3. By some miracle of Twitter, I came across a newly released memoir called Boy Erased, written by Garrard Conley. The book's pretty turquoise cover won me over right away, but I was moved by its interior pages, as well.
The book tells the story of an "ex-gay" therapy program Conley attended, with the support of his parents who believed it was the right thing, so he might be "cured" of being gay. It's hard to believe something like this could have happened so recently (he started the program in 2004), but I know Conley's story is one of many, and there's a long way to go before our country and small towns in particular support true diversity.
I'm not just talking about the diversity you learn to pay lip service to if you go to a liberal enough college. Really embracing people for who they are, despite our differences, and maintaining relationships with them across those divides is, to me, one of the hardest but also powerful things to do in this world. I'm struck most by Conley's willingness to discuss growing up gay in a religious family in a southern town while also working to understand his parents' perspective. That willingness is something to behold, and it made me wonder at all the work that went into crafting this book, as well.

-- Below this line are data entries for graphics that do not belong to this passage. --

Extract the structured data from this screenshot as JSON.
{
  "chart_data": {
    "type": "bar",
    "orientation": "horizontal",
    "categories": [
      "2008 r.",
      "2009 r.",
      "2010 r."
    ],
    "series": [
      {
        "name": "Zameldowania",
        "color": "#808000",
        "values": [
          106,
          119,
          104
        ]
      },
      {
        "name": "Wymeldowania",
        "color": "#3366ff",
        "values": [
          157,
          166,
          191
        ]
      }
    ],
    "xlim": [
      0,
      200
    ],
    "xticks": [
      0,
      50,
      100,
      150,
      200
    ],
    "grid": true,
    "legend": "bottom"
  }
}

Here is Conley on what it means to be an intellectual from a less-than-cosmopolitan hometown:
"Sitting there in the midst of my professor's intelligent conversations, I had felt like both an impostor and a traitor. I smiled at the appropriate moments, made droll comments about my upbringing, mocked the politics of almost everyone in my hometown. Yet it was also true that coming home often made me feel, if not proud of my heritage, then at least grateful for its familiarity."

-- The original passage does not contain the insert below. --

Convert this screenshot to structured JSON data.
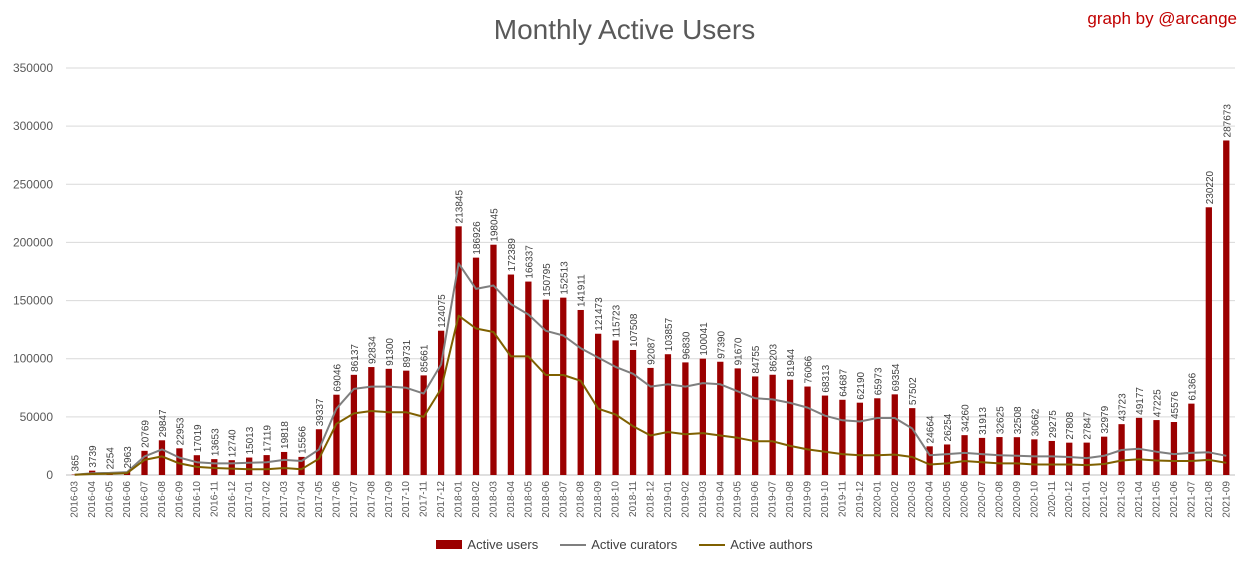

I loved Conley's sheer intelligence, and the bookish musings he weaves throughout his narrative:
"I stared into the gaps between the pads of his fingers, thinking about how people were never really touching even when they thought they were touching, how it was really our electrons doing the touching, a fact that made me feel slightly less guilty about the one major transgression I'd written about in that morning's MI - kissing an art student named Caleb - but also a little sadder about living in a world where one illusion could so stubbornly dictate the way I saw every interaction with the people around me. It was a concept I'd encountered in one of my all-night reading marathons, its words sharp and satisfying as I'd silently mouthed it. 'Osculation': two curves touching but not intersecting, never intersecting. From the Latin osculationem: a kiss. Intimacy as a parlor trick, an illusion. But what was one more illusion when it seemed the whole world operated on so many of them? With each passing day at the facility, it seemed as though becoming straight was simply a matter of good lighting, of ignoring what you didn't want to see."

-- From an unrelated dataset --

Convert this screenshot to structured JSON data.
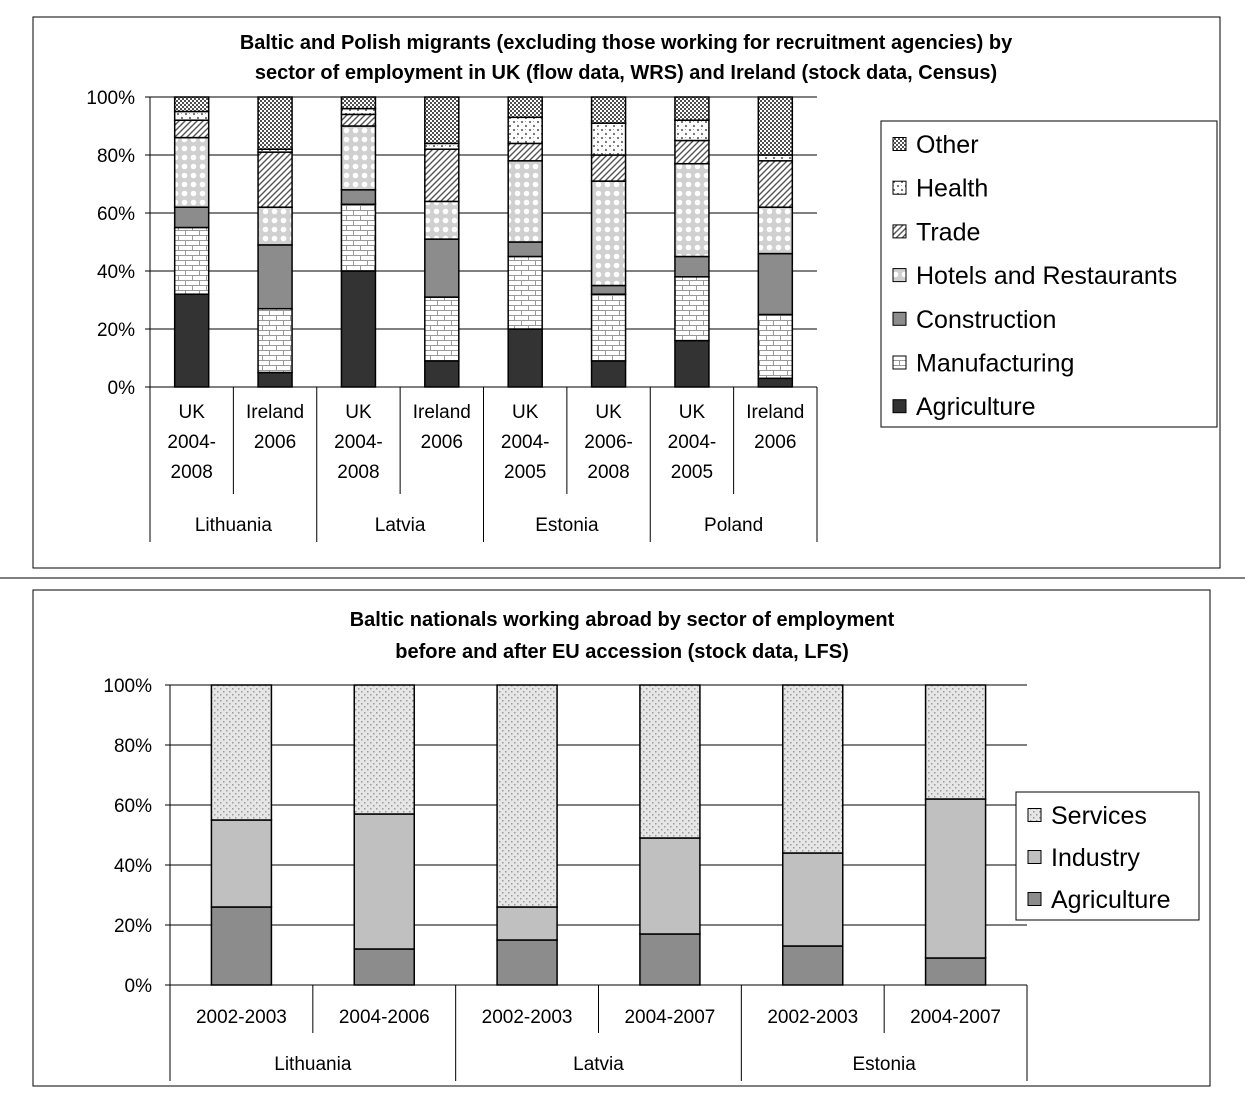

And finally, in this book I felt a wonderful closeness to the practice of writing itself, in ways I found endearing and perhaps even inspiring:
"I turned off the faucet and listened to the quiet in its wake. In my pocket was a kind of charm against whatever might happen today: A number I could dial, and even if I didn't plan on doing anything with this mysterious Mark, the act of dialing would be my secret, something no one else would know. It felt good to have a secret again...almost as good as it would have felt getting my Moleskin back and entering the secret world of stories that belonged only to me."
So there you have it, folks. Music, film, books (and more books). Does a person really need anything else in life?